The authors found resounding evidence that recession CEOs lead with more conservative management styles. Specifically, their firms have lower capital expenditures, spend less on R&D, have lower general expenses, are less leveraged, have lower working capital needs and are less volatile in terms of stock return. Those of you who have read columns by my colleagues and I at the Institute for Compensation Studies might be asking yourself if these results are driven by the different types of firms where these CEOs end up. Great question! Schoar and Zuo looked into this issue and were able to statistically separate the time trends within firms from outcomes achieved by individual CEOs. They concluded it is the CEOs’ leadership that brought about these conservative firm behaviors.
Connecting Past Recessions to Our Current Market
So, the career path and leadership style of CEOs are shaped by macroeconomic conditions. Is one type of CEO better suited to manage a downturn?
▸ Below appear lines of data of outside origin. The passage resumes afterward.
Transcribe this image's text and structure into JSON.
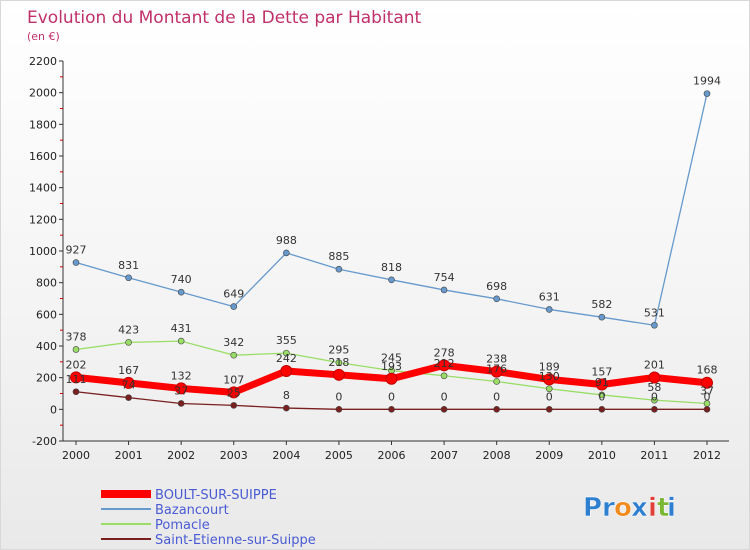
{
  "chart_data": {
    "type": "line",
    "title": "Evolution du Montant de la Dette par Habitant",
    "subtitle": "(en €)",
    "xlabel": "",
    "ylabel": "",
    "x": [
      "2000",
      "2001",
      "2002",
      "2003",
      "2004",
      "2005",
      "2006",
      "2007",
      "2008",
      "2009",
      "2010",
      "2011",
      "2012"
    ],
    "ylim": [
      -200,
      2200
    ],
    "yticks": [
      -200,
      0,
      200,
      400,
      600,
      800,
      1000,
      1200,
      1400,
      1600,
      1800,
      2000,
      2200
    ],
    "grid": false,
    "legend_position": "bottom-left",
    "series": [
      {
        "name": "BOULT-SUR-SUIPPE",
        "color": "#ff0000",
        "values": [
          202,
          167,
          132,
          107,
          242,
          218,
          193,
          278,
          238,
          189,
          157,
          201,
          168
        ]
      },
      {
        "name": "Bazancourt",
        "color": "#6699cc",
        "values": [
          927,
          831,
          740,
          649,
          988,
          885,
          818,
          754,
          698,
          631,
          582,
          531,
          1994
        ]
      },
      {
        "name": "Pomacle",
        "color": "#99dd66",
        "values": [
          378,
          423,
          431,
          342,
          355,
          295,
          245,
          212,
          176,
          130,
          91,
          58,
          37
        ]
      },
      {
        "name": "Saint-Etienne-sur-Suippe",
        "color": "#7a1f1f",
        "values": [
          111,
          74,
          37,
          25,
          8,
          0,
          0,
          0,
          0,
          0,
          0,
          0,
          0
        ]
      }
    ]
  },
  "logo": {
    "letters": [
      "P",
      "r",
      "o",
      "x",
      "i",
      "t",
      "i"
    ],
    "colors": [
      "#2f7fd0",
      "#2f7fd0",
      "#f08a1c",
      "#2f7fd0",
      "#e0403a",
      "#7ab833",
      "#2f7fd0"
    ]
  }
}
Schoar and Zuo asked the same question and determined that the market you enter is the market you are best at managing. Recession CEOs outperform non-recession CEOs during recessions but lag during boom periods.
What does this rich set of findings mean for us today? Will the CEOs who started their careers during the recessions of 1990-1991 or 2001 better navigate their firms through this generation’s recessionary hardships? At least one well-done study by Schoar and Zuo suggests this will be the case. And, as for the 20-somethings entering the labor market during the COVID-19 era, what leadership characteristics and management techniques will they be branded with and apply to leading firms during macroeconomic challenges 20 years from now?

Hassan Enayati, Ph.D., is a research associate and assistant executive director for the Institute for Compensation Studies at the ILR School at Cornell University.